Then someone in the back of the crowd lifts a bow. The arrow flies. For one frozen heartbeat the world slows. The shaft cuts through the air toward Threxian’s chest.
And this time I do not panic.
The bond answers the command before the thought fully forms.
Stop.
Hell-born flame blooms from my outstretched hand like a living ribbon of light. The arrow freezes in midair. It hangs there, suspended in a delicate cage of glowing flame that curls around the wood without burning it.
The clearing falls completely silent. Even I stare in stunned fascination at the hovering arrow.
“It listened,” I whisper.
Beside me Threxian folds his arms slowly across his chest. The corner of his mouth lifts in unmistakable satisfaction.
“Well done, princess.”
Across the clearing the villagers stare in frozen terror, because the power obeyed.
26
THREXIAN
The moment the arrow stops in midair, I know something fundamental has changed.
Infernal fire is not subtle. When it erupts uncontrolled it devours everything within reach, answering instinct faster than thought. I have witnessed that truth across centuries of war and ruin, watching cities collapse beneath flames that cared nothing for mercy or precision.
What blooms from Elowen’s outstretched hand now is something entirely different. The ribbon of living fire that catches the arrow does not explode outward in destruction. Instead it curls around the shaft with careful restraint, suspending the weapon in a delicate cage of heat that burns without consuming. The shape of her will guiding it, slow and deliberate, my power responding not to fear but to choice.
The power obeys her completely. The realization spreads through my mind with quiet astonishment.
Beside me Elowen stares at the hovering arrow with the same stunned fascination reflected in the villagers’ eyes. Her hand remains extended, palm open toward the weapon as though she fears the fire might vanish if she moves too quickly. The flamebends gently around the wood, its light flickering against the trunks of the surrounding trees, illuminating the clearing with a warm golden glow that bears no resemblance to the violent inferno that destroyed Briarthorn.
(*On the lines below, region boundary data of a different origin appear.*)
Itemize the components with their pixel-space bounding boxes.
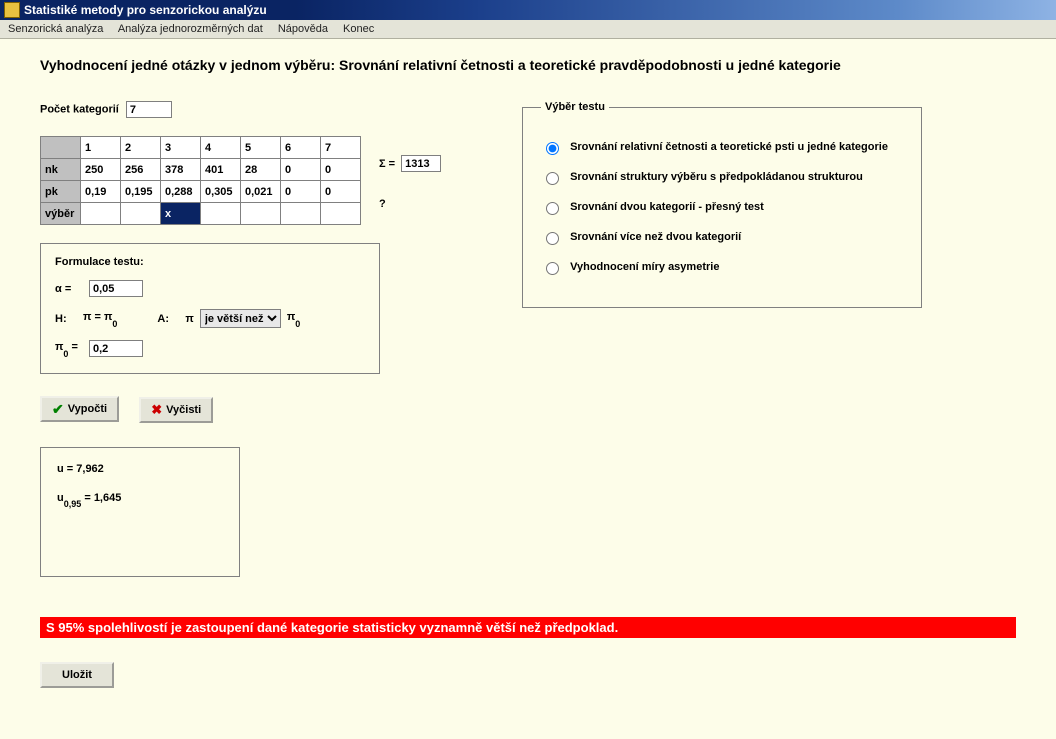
h-label: H: bbox=[55, 313, 83, 325]
sigma-label: Σ = bbox=[379, 158, 395, 170]
cell[interactable]: 378 bbox=[161, 159, 201, 181]
clear-button[interactable]: ✖ Vyčisti bbox=[139, 397, 213, 423]
table-corner bbox=[41, 137, 81, 159]
row-header-pk: pk bbox=[41, 181, 81, 203]
question-mark: ? bbox=[379, 198, 441, 210]
col-header: 5 bbox=[241, 137, 281, 159]
results-box: u = 7,962 u0,95 = 1,645 bbox=[40, 447, 240, 577]
radio-label[interactable]: Srovnání více než dvou kategorií bbox=[570, 231, 741, 243]
cell[interactable]: 0,195 bbox=[121, 181, 161, 203]
conclusion-banner: S 95% spolehlivostí je zastoupení dané k… bbox=[40, 617, 1016, 638]
cell[interactable]: 0,288 bbox=[161, 181, 201, 203]
cell[interactable]: 0,19 bbox=[81, 181, 121, 203]
radio-label[interactable]: Srovnání struktury výběru s předpokládan… bbox=[570, 171, 863, 183]
col-header: 4 bbox=[201, 137, 241, 159]
a-select[interactable]: je větší než bbox=[200, 309, 281, 328]
menu-konec[interactable]: Konec bbox=[343, 23, 374, 35]
radio-label[interactable]: Srovnání relativní četnosti a teoretické… bbox=[570, 141, 888, 153]
x-icon: ✖ bbox=[151, 402, 162, 418]
radio-label[interactable]: Srovnání dvou kategorií - přesný test bbox=[570, 201, 764, 213]
menu-analyza[interactable]: Analýza jednorozměrných dat bbox=[118, 23, 263, 35]
formulace-title: Formulace testu: bbox=[55, 256, 365, 268]
cell[interactable] bbox=[81, 203, 121, 225]
radio-test-3[interactable] bbox=[546, 232, 559, 245]
cell[interactable] bbox=[321, 203, 361, 225]
sigma-value bbox=[401, 155, 441, 172]
cell[interactable]: 250 bbox=[81, 159, 121, 181]
h-expr: π = π0 bbox=[83, 311, 117, 325]
radio-test-4[interactable] bbox=[546, 262, 559, 275]
col-header: 1 bbox=[81, 137, 121, 159]
col-header: 2 bbox=[121, 137, 161, 159]
cell[interactable]: 0 bbox=[281, 159, 321, 181]
pi0-input[interactable] bbox=[89, 340, 143, 357]
compute-button[interactable]: ✔ Vypočti bbox=[40, 396, 119, 422]
test-selection: Výběr testu Srovnání relativní četnosti … bbox=[522, 101, 922, 308]
save-button[interactable]: Uložit bbox=[40, 662, 114, 688]
radio-test-0[interactable] bbox=[546, 142, 559, 155]
col-header: 7 bbox=[321, 137, 361, 159]
u-line: u = 7,962 bbox=[57, 462, 223, 477]
pi0-label: π0 = bbox=[55, 341, 89, 355]
check-icon: ✔ bbox=[52, 401, 64, 418]
alpha-input[interactable] bbox=[89, 280, 143, 297]
formulace-box: Formulace testu: α = H: π = π0 A: π je v… bbox=[40, 243, 380, 374]
data-table: 1 2 3 4 5 6 7 nk 250 256 378 401 2 bbox=[40, 136, 361, 225]
a-suffix: π0 bbox=[287, 311, 300, 325]
cell[interactable]: 0,021 bbox=[241, 181, 281, 203]
cell[interactable]: 0,305 bbox=[201, 181, 241, 203]
radio-test-1[interactable] bbox=[546, 172, 559, 185]
col-header: 6 bbox=[281, 137, 321, 159]
cell[interactable]: 401 bbox=[201, 159, 241, 181]
app-icon bbox=[4, 2, 20, 18]
pocet-label: Počet kategorií bbox=[40, 104, 119, 116]
a-prefix: π bbox=[185, 313, 193, 325]
cell[interactable]: 0 bbox=[281, 181, 321, 203]
ucrit-line: u0,95 = 1,645 bbox=[57, 491, 223, 508]
cell-selected[interactable]: x bbox=[161, 203, 201, 225]
col-header: 3 bbox=[161, 137, 201, 159]
cell[interactable] bbox=[281, 203, 321, 225]
pocet-input[interactable] bbox=[126, 101, 172, 118]
cell[interactable]: 0 bbox=[321, 159, 361, 181]
menu-napoveda[interactable]: Nápověda bbox=[278, 23, 328, 35]
menu-senzoricka[interactable]: Senzorická analýza bbox=[8, 23, 103, 35]
row-header-nk: nk bbox=[41, 159, 81, 181]
cell[interactable]: 0 bbox=[321, 181, 361, 203]
test-legend: Výběr testu bbox=[541, 101, 609, 113]
clear-label: Vyčisti bbox=[166, 404, 201, 416]
cell[interactable]: 28 bbox=[241, 159, 281, 181]
cell[interactable] bbox=[241, 203, 281, 225]
titlebar: Statistiké metody pro senzorickou analýz… bbox=[0, 0, 1056, 20]
cell[interactable] bbox=[201, 203, 241, 225]
window-title: Statistiké metody pro senzorickou analýz… bbox=[24, 3, 267, 17]
menubar: Senzorická analýza Analýza jednorozměrný… bbox=[0, 20, 1056, 39]
radio-label[interactable]: Vyhodnocení míry asymetrie bbox=[570, 261, 719, 273]
cell[interactable] bbox=[121, 203, 161, 225]
a-label: A: bbox=[157, 313, 185, 325]
cell[interactable]: 256 bbox=[121, 159, 161, 181]
save-label: Uložit bbox=[62, 669, 92, 681]
compute-label: Vypočti bbox=[68, 403, 107, 415]
radio-test-2[interactable] bbox=[546, 202, 559, 215]
row-header-vyber: výběr bbox=[41, 203, 81, 225]
alpha-label: α = bbox=[55, 283, 89, 295]
page-title: Vyhodnocení jedné otázky v jednom výběru… bbox=[40, 57, 1016, 73]
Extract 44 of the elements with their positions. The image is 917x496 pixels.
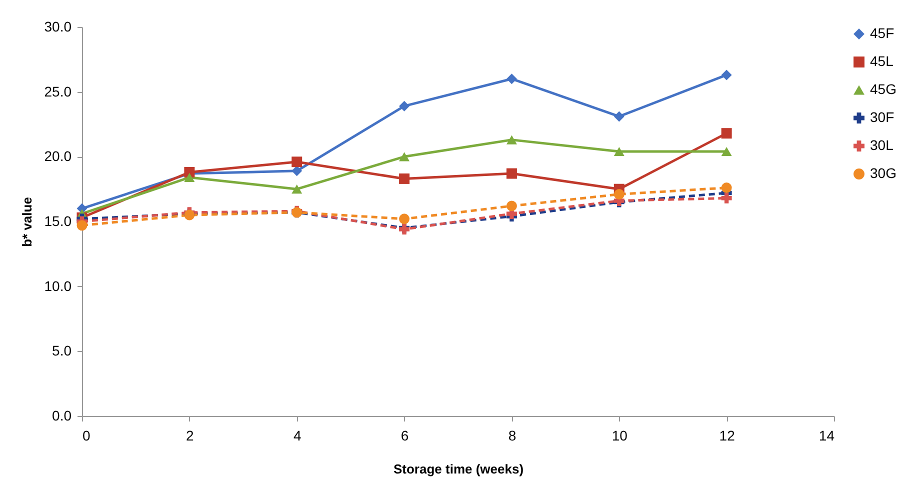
y-tick-label: 25.0 bbox=[44, 83, 72, 100]
legend-label: 30F bbox=[870, 109, 894, 125]
point bbox=[721, 182, 732, 194]
point bbox=[721, 192, 732, 204]
y-tick-label: 30.0 bbox=[44, 18, 72, 34]
x-tick-label: 0 bbox=[82, 428, 90, 444]
x-tick-label: 2 bbox=[186, 428, 194, 444]
point bbox=[292, 156, 302, 168]
point bbox=[399, 173, 410, 184]
point bbox=[614, 146, 624, 156]
point bbox=[506, 200, 517, 212]
legend-label: 45F bbox=[870, 25, 894, 41]
legend-label: 30G bbox=[870, 165, 896, 181]
point bbox=[399, 214, 410, 224]
point bbox=[506, 74, 517, 84]
x-tick-label: 6 bbox=[400, 428, 409, 444]
point bbox=[721, 146, 732, 156]
x-tick-label: 4 bbox=[293, 428, 302, 444]
point bbox=[614, 189, 624, 200]
y-tick-label: 0.0 bbox=[52, 408, 72, 424]
y-axis-title: b* value bbox=[19, 197, 34, 247]
point bbox=[506, 168, 517, 179]
legend-label: 45L bbox=[870, 53, 894, 69]
point bbox=[184, 172, 195, 182]
point bbox=[292, 184, 302, 194]
point bbox=[399, 100, 410, 112]
point bbox=[721, 70, 732, 80]
x-tick-label: 8 bbox=[508, 428, 516, 444]
x-axis-title: Storage time (weeks) bbox=[393, 462, 524, 476]
y-tick-label: 20.0 bbox=[44, 148, 72, 164]
point bbox=[721, 128, 732, 139]
x-tick-label: 12 bbox=[719, 428, 736, 444]
x-tick-label: 10 bbox=[612, 428, 628, 444]
legend-label: 45G bbox=[870, 81, 896, 97]
point bbox=[614, 111, 624, 122]
point bbox=[506, 135, 517, 144]
y-tick-label: 15.0 bbox=[44, 213, 72, 229]
point bbox=[399, 152, 410, 162]
point bbox=[76, 220, 88, 231]
point bbox=[292, 166, 302, 176]
legend-label: 30L bbox=[870, 137, 894, 153]
x-tick-label: 14 bbox=[818, 428, 835, 444]
y-tick-label: 5.0 bbox=[52, 342, 72, 359]
y-tick-label: 10.0 bbox=[44, 278, 72, 294]
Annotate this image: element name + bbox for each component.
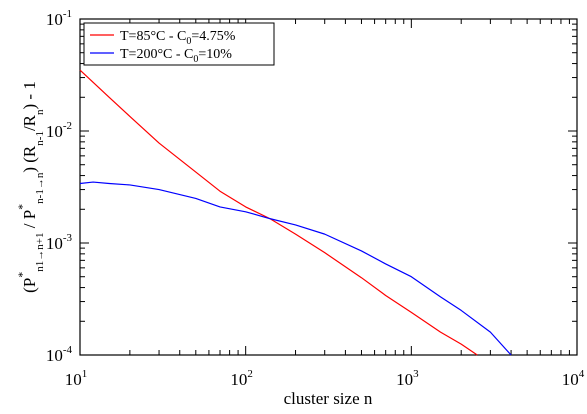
y-axis-title: (P*n1→n+1 / P*n-1→n) (Rn-1/Rn) - 1 [15,81,46,293]
series-lines [79,69,512,356]
y-tick-label: 10-3 [46,232,73,253]
legend: T=85°C - C0=4.75% T=200°C - C0=10% [83,22,275,66]
y-tick-label: 10-1 [46,8,72,29]
legend-box [83,22,275,66]
series-line-blue [79,181,512,356]
y-tick-label: 10-4 [46,344,73,365]
legend-label-blue: T=200°C - C0=10% [120,47,232,65]
tick-labels: 101 102 103 104 10-4 10-3 10-2 10-1 [46,8,585,389]
x-tick-label: 101 [65,368,88,389]
series-line-red [79,69,478,356]
x-tick-label: 103 [396,368,419,389]
y-tick-label: 10-2 [46,120,72,141]
plot-area [79,18,578,356]
x-tick-label: 102 [230,368,253,389]
ticks [79,19,577,356]
x-axis-title: cluster size n [284,389,373,408]
x-tick-label: 104 [562,368,585,389]
legend-label-red: T=85°C - C0=4.75% [120,29,236,47]
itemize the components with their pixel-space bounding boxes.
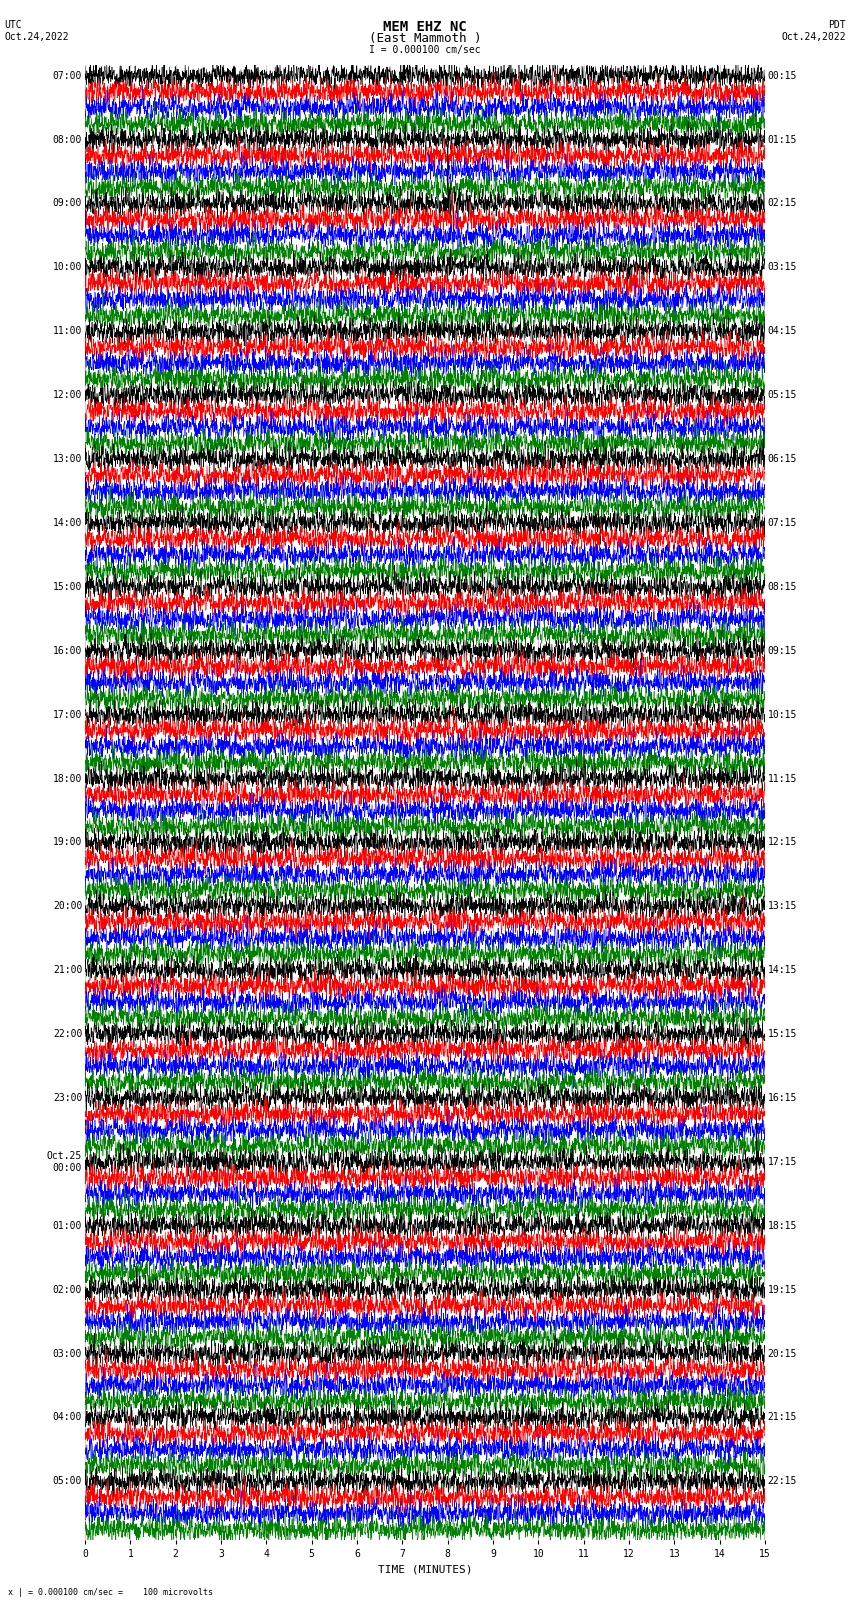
Text: PDT: PDT — [828, 19, 846, 31]
Text: Oct.24,2022: Oct.24,2022 — [4, 32, 69, 42]
X-axis label: TIME (MINUTES): TIME (MINUTES) — [377, 1565, 473, 1574]
Text: Oct.24,2022: Oct.24,2022 — [781, 32, 846, 42]
Text: MEM EHZ NC: MEM EHZ NC — [383, 19, 467, 34]
Text: x | = 0.000100 cm/sec =    100 microvolts: x | = 0.000100 cm/sec = 100 microvolts — [8, 1587, 213, 1597]
Text: (East Mammoth ): (East Mammoth ) — [369, 32, 481, 45]
Text: I = 0.000100 cm/sec: I = 0.000100 cm/sec — [369, 45, 481, 55]
Text: UTC: UTC — [4, 19, 22, 31]
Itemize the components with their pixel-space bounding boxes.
Behind the arrow the villagers stand frozen.
Fear has always been easy for mortals to understand. Panic, anger, desperation, those emotions translate into movement and shouting and reckless decisions made in the heat of the moment. What grips them now is something more complicated. They are watching power they expected to erupt into devastation instead settle quietly beneath a woman’s command. The difference unsettles them in ways they cannot easily explain.
The arrow falls at last when Elowen lowers her hand.
The fire dissolves instantly, fading into nothing as though it had never existed. The shaft drops harmlessly into the leaves between us with a soft rustle that sounds absurdly gentle compared to the tension hanging over the clearing.
The silence that follows is absolute.
I can feel the tremor of amazement running through Elowen’s thoughts as she studies her own hands, the same hands that only yesterday unleashed an inferno large enough to erase an entire village from the earth.
“It listened,” she whispers.
Her voice carries quiet wonder rather than fear.
I allow myself a small, satisfied smirk.
“Well done, princess.”
The warmth of her pride flows through the bond immediately, bright and beautiful. That warmth matters more to me than the stunned expressions spreading through the crowd surrounding us.
Across the clearing Ravik Keld stares at the fallen arrow with something dangerously close to disbelief. His gaze flicks between Elowen’s calm posture and my towering presencebeside her as though trying to reconcile two entirely different realities. Yesterday he saw fire devour his home and blamed the demon standing beside her for unleashing it. Today he has witnessed that same power obey a command delivered in a single quiet word.
Control is far more frightening than chaos. Chaos can be explained away as madness or accident. Control requires intention.